Accoucher à l’étranger est une décision qui mélange l’intime et l’administratif. Entre la qualité des soins prénataux, le coût de l’accouchement, la nationalité que portera l’enfant et les démarches à accomplir au consulat, il y a beaucoup à anticiper avant même le premier trimestre.
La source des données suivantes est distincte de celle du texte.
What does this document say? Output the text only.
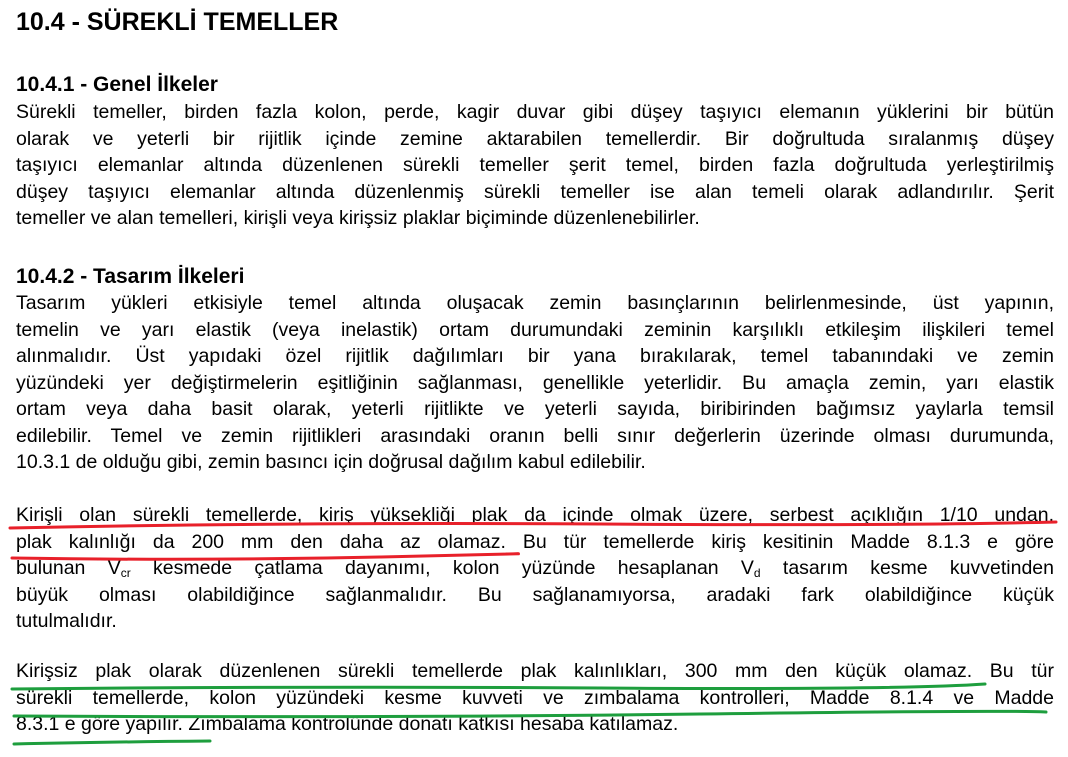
10.4 - SÜREKLİ TEMELLER
10.4.1 - Genel İlkeler
Sürekli temeller, birden fazla kolon, perde, kagir duvar gibi düşey taşıyıcı elemanın yüklerini bir bütün
olarak ve yeterli bir rijitlik içinde zemine aktarabilen temellerdir. Bir doğrultuda sıralanmış düşey
taşıyıcı elemanlar altında düzenlenen sürekli temeller şerit temel, birden fazla doğrultuda yerleştirilmiş
düşey taşıyıcı elemanlar altında düzenlenmiş sürekli temeller ise alan temeli olarak adlandırılır. Şerit
temeller ve alan temelleri, kirişli veya kirişsiz plaklar biçiminde düzenlenebilirler.
10.4.2 - Tasarım İlkeleri
Tasarım yükleri etkisiyle temel altında oluşacak zemin basınçlarının belirlenmesinde, üst yapının,
temelin ve yarı elastik (veya inelastik) ortam durumundaki zeminin karşılıklı etkileşim ilişkileri temel
alınmalıdır. Üst yapıdaki özel rijitlik dağılımları bir yana bırakılarak, temel tabanındaki ve zemin
yüzündeki yer değiştirmelerin eşitliğinin sağlanması, genellikle yeterlidir. Bu amaçla zemin, yarı elastik
ortam veya daha basit olarak, yeterli rijitlikte ve yeterli sayıda, biribirinden bağımsız yaylarla temsil
edilebilir. Temel ve zemin rijitlikleri arasındaki oranın belli sınır değerlerin üzerinde olması durumunda,
10.3.1 de olduğu gibi, zemin basıncı için doğrusal dağılım kabul edilebilir.
Kirişli olan sürekli temellerde, kiriş yüksekliği plak da içinde olmak üzere, serbest açıklığın 1/10 undan,
plak kalınlığı da 200 mm den daha az olamaz. Bu tür temellerde kiriş kesitinin Madde 8.1.3 e göre
bulunan $V_{cr}$ kesmede çatlama dayanımı, kolon yüzünde hesaplanan $V_d$ tasarım kesme kuvvetinden
büyük olması olabildiğince sağlanmalıdır. Bu sağlanamıyorsa, aradaki fark olabildiğince küçük
tutulmalıdır.
Kirişsiz plak olarak düzenlenen sürekli temellerde plak kalınlıkları, 300 mm den küçük olamaz. Bu tür
sürekli temellerde, kolon yüzündeki kesme kuvveti ve zımbalama kontrolleri, Madde 8.1.4 ve Madde
8.3.1 e göre yapılır. Zımbalama kontrolünde donatı katkısı hesaba katılamaz.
Ce guide fait le tour des sujets essentiels pour que l’arrivée d’un enfant à l’étranger ne soit pas une source de stress administratif.

Couverture maternité : délais de carence et options disponibles

Le délai de carence, le piège le plus courant

C’est sans doute la mauvaise surprise la plus fréquente : la plupart des assurances santé internationales privées appliquent un délai de carence de 10 à 12 mois sur la couverture maternité. Autrement dit, si vous souscrivez une assurance au moment de votre départ ou peu après, vous ne serez pas couverte pour un accouchement pendant la première année.

Ce délai s’applique aussi bien aux frais d’accouchement qu’aux soins prénataux liés à la grossesse. Quelques assureurs appliquent des délais plus courts (6 mois) sur les examens prénataux standard, mais l’accouchement lui-même reste systématiquement soumis à carence. Vérifiez la date de votre couverture effective et comparez-la à votre date prévue d’accouchement avant même de signer le contrat.

Ce que couvre la CFE

La Caisse des Français de l’Étranger (CFE) inclut la maternité dans sa couverture maladie. Les remboursements se font sur la base des tarifs de la Sécurité sociale française, ce qui signifie que la CFE prend en charge une partie des frais prénataux et de l’accouchement, mais sur des tarifs conventionnels français qui ne reflètent pas le coût réel dans votre pays de résidence.

Pour un accouchement dans un pays où les frais hospitaliers sont élevés (États-Unis, Suisse, Japon, Australie), la CFE seule laisse un reste à charge très important. Elle est nettement plus adaptée si votre accouchement se déroule dans un pays dont les coûts de santé sont proches du niveau français, ou si vous disposez d’une complémentaire qui prend en charge les frais réels.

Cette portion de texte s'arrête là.